Johnson: From my experience, the technology has to be inventive and easy to explain but even more important, it must be something that B2B customers need to help them be more productive. Additionally, B2B clients need to be global and not just local. They also need to have a niche. No longer is it only important to be in the national publications but targeting [trade publications] is [also] important because the trades growing in numbers.
Remote PR Jobs: Is there a specific way you target vertical media when it comes to your B2B clients?
Johnson: I use the same technique – research the right reporter who covers that space, read their work to ensure I am not sending them something that will not be of use to their readers, and ensure they have access to the key spokespersons, information and competitor attributes and comparisons.

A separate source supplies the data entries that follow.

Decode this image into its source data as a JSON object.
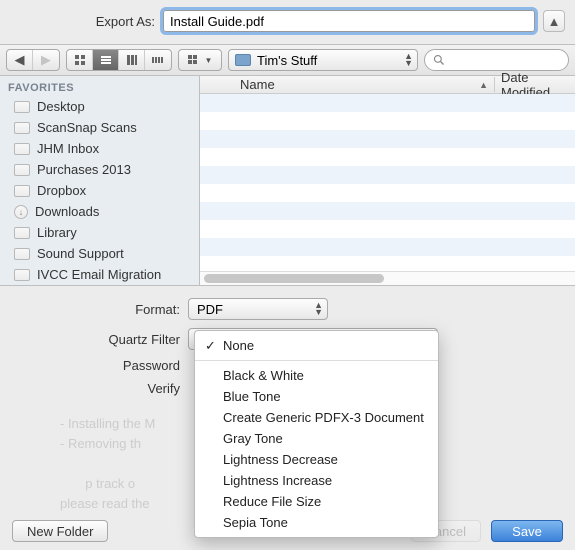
{
  "export": {
    "label": "Export As:",
    "filename": "Install Guide.pdf"
  },
  "path_popup": "Tim's Stuff",
  "search": {
    "placeholder": ""
  },
  "sidebar": {
    "header": "FAVORITES",
    "items": [
      {
        "label": "Desktop",
        "icon": "folder"
      },
      {
        "label": "ScanSnap Scans",
        "icon": "folder"
      },
      {
        "label": "JHM Inbox",
        "icon": "folder"
      },
      {
        "label": "Purchases 2013",
        "icon": "folder"
      },
      {
        "label": "Dropbox",
        "icon": "folder"
      },
      {
        "label": "Downloads",
        "icon": "download"
      },
      {
        "label": "Library",
        "icon": "folder"
      },
      {
        "label": "Sound Support",
        "icon": "folder"
      },
      {
        "label": "IVCC Email Migration",
        "icon": "folder"
      }
    ]
  },
  "columns": {
    "name": "Name",
    "date": "Date Modified"
  },
  "format": {
    "label": "Format:",
    "value": "PDF"
  },
  "quartz": {
    "label": "Quartz Filter",
    "selected": "None",
    "options": [
      "None",
      "Black & White",
      "Blue Tone",
      "Create Generic PDFX-3 Document",
      "Gray Tone",
      "Lightness Decrease",
      "Lightness Increase",
      "Reduce File Size",
      "Sepia Tone"
    ]
  },
  "ghost": {
    "password": "Password",
    "verify": "Verify"
  },
  "buttons": {
    "new_folder": "New Folder",
    "cancel": "Cancel",
    "save": "Save"
  }
}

Borgstede: Absolutely. Vertical media are hyper-focused on providing relevant information to their audiences. Horizontal media are too, but it can be at a slightly higher level. Vertical media only want the specifics as it relates to their reader base. That’s why identification of your clients’ top verticals should be in your annual marketing plan, and you should have specific value propositions for each vertical. Each one will have different pain points and those need to be identified, addressed and backed up by specific content and proof points – including those elusive case studies.
Kilroy: I come to PR from a decades-long career in journalism so when I target B2B media I almost always offer to submit a bylined piece in addition to traditional pitching. I then work with the client to write articles on topics we work up together – and I have about a 95% success rate in having pieces accepted.